Why isn’t this already being done? According to Evans, the medical community remains skeptical and has not embraced it because genetics sound complicated.

“It doesn’t have to be. Going forward, part of our challenge as professionals is to take some of the complication out of it, take some of the mystique out of genetics,” he said. “It is true you cannot expect every practicing health care professional to be able to interpret DNA sequence and make a decision about drug therapy. That’s not what they do.”

He compared pharmacogenomics to the bar code on a tomato sauce can. Most people don’t know how much a can costs just by looking at the bar code. But when you run it through a scanner, the price appears.

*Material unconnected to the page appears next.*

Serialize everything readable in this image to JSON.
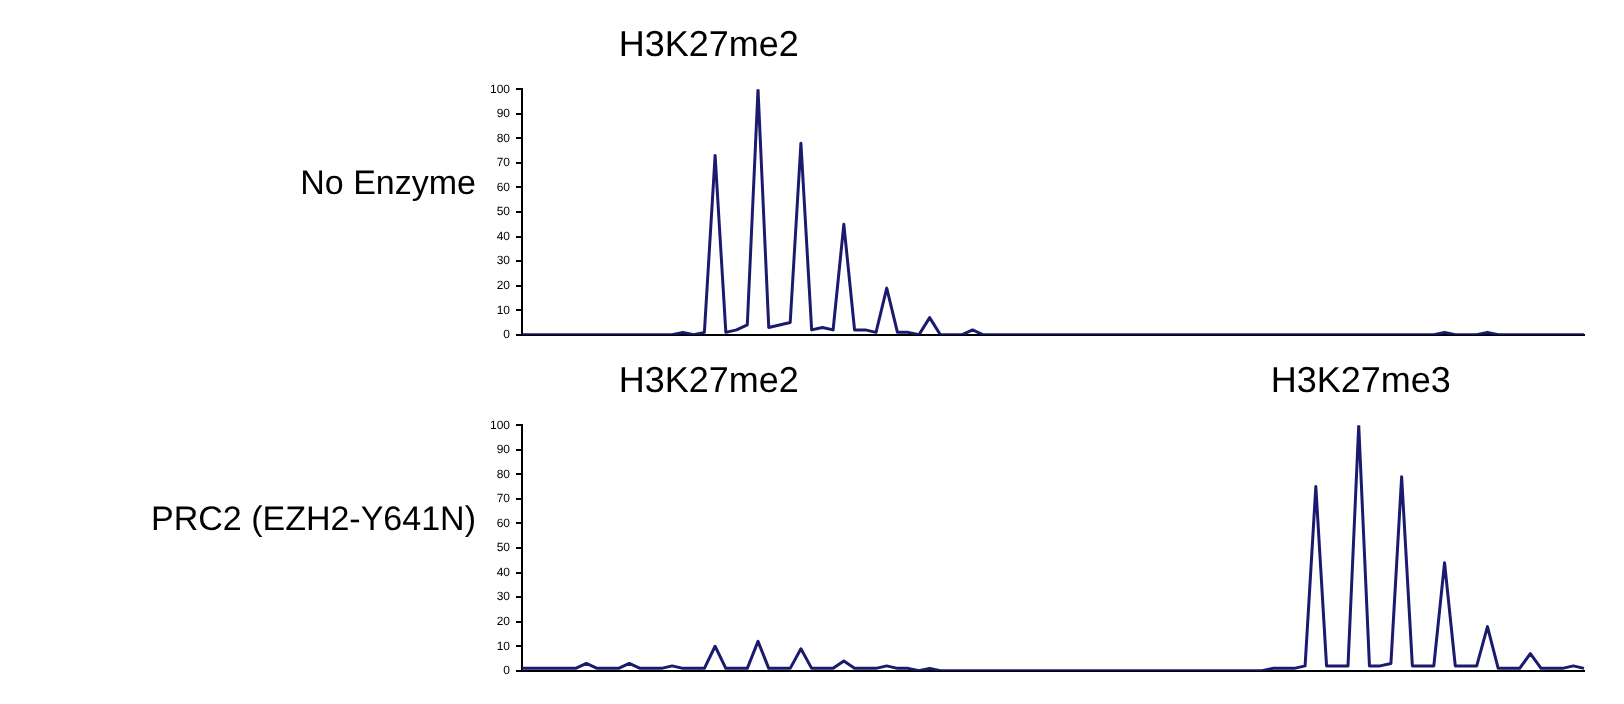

“So that is what has to happen with pharmacogenetics,” Evans said. “We’re going to have to have the readout, which is going to translate this DNA sequence to a readout of the genotype. And the input is going to be: I have new diagnostic, a new case of high blood pressure or a new case of leukemia. I have that patient’s genome. So based on that provisional diagnosis, and the list of drugs I can choose from, it’s going tell me the genotypes that patient has and whether they can respond to clopidogrel, or not or whether need to start a higher or lower dose of morphine. That’s going to be outcome. There’s still going to be a lot of thinking that has to happen after that by the pharmacist, by the physician, by the nurse, but it’s not going to be that complicated in terms of the readout.”

College of Pharmacy Dean Daniel Robinson, PharmD, noted that moving from a survival rate of 35 percent to 90 percent in acute lymphoblastic leukemia in children – which is what St. Jude has accomplished — was done without a single new drug.

“There’s no magic drug, it’s how we are using the drug appropriately – the right drug in the right situation, in the right dose,” Robinson said. “If we just use our pharmaceutical products more intelligently, we can achieve a lot more.”